TR: How do you see the future of personalized medicine?

LH: I think personalized medicine is too narrow a view of what's coming. I think we'll see a shift from reactive medicine to proactive medicine. I define it as "P4" medicine--powerfully predictive, personalized, preventative.

TR: What new technologies will drive the revolution in medicine?

LH: Individual genomes will become a standard of medical records in 10 years or so, and we will have the power to make inferences [about an individual's health] when combined with phenotypic information. Then we can begin to plan strategies for individual health care in ways we have never done before.

The final driver is going to be what I generally call computational and mathematical tools, the ability to deal with data dimensionality that is utterly staggering. If we have patients in 10 years with billions of data points, being able to compare that with individual genotype-phenotype correlations will give us deep and fundamental new insights into predictive medicine. But the challenge is, where will we get the cycles to make those computations and where will we get storage for all this data?

TR: So IT has a major role to play in personalized medicine?

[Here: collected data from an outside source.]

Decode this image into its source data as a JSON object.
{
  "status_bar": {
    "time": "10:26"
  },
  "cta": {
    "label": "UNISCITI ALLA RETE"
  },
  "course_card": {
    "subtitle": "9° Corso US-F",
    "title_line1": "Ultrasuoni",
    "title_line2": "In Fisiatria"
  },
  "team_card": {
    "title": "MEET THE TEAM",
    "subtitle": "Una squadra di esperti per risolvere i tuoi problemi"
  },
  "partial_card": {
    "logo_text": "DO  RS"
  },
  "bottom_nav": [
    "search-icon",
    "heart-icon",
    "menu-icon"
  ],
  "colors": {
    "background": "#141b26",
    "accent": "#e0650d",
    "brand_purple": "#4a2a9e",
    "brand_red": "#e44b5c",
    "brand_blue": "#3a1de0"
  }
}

LH: Medicine is going to become an information science. The whole health-care system requires a level of IT that goes beyond mere digitization of medical records, which is what most people are talking about now. In 10 years or so, we may have billions of data points on each individual, and the real challenge will be to develop information technology that can reduce that to real hypotheses about that individual.

TR: Will there be consequences beyond medicine?

LH: I think the P4 medicine revolution has two enormous societal consequences. It will absolutely transform the business plans of every sector of health care. Which will adapt and which will become dinosaurs? That's an interesting question, but it will mean enormous opportunities for companies.

I also think it will lead to digitization of medicine, the ability to get relevant data on a patient from a single molecule, a single cell. I think this digitization in the long run will have exactly the same consequences it has had for the digitization of information technology. In time, the costs of health care will drop to the point where we can export it to the developing world. That concept, which was utterly inconceivable a few years ago, is an exciting one.

TR: What will be the challenges in implementing this vision of medicine?

LH: I think the biggest challenges will be societal acceptance of the revolution. We are putting together something we call the P4 Medical Institute. The idea is to bring in industrial partners as part of this consortium to help us transfer P4 medicine to the patient population at Ohio State University, which is both the payer and provider for its employees. We plan to announce further details of this project in two or three months.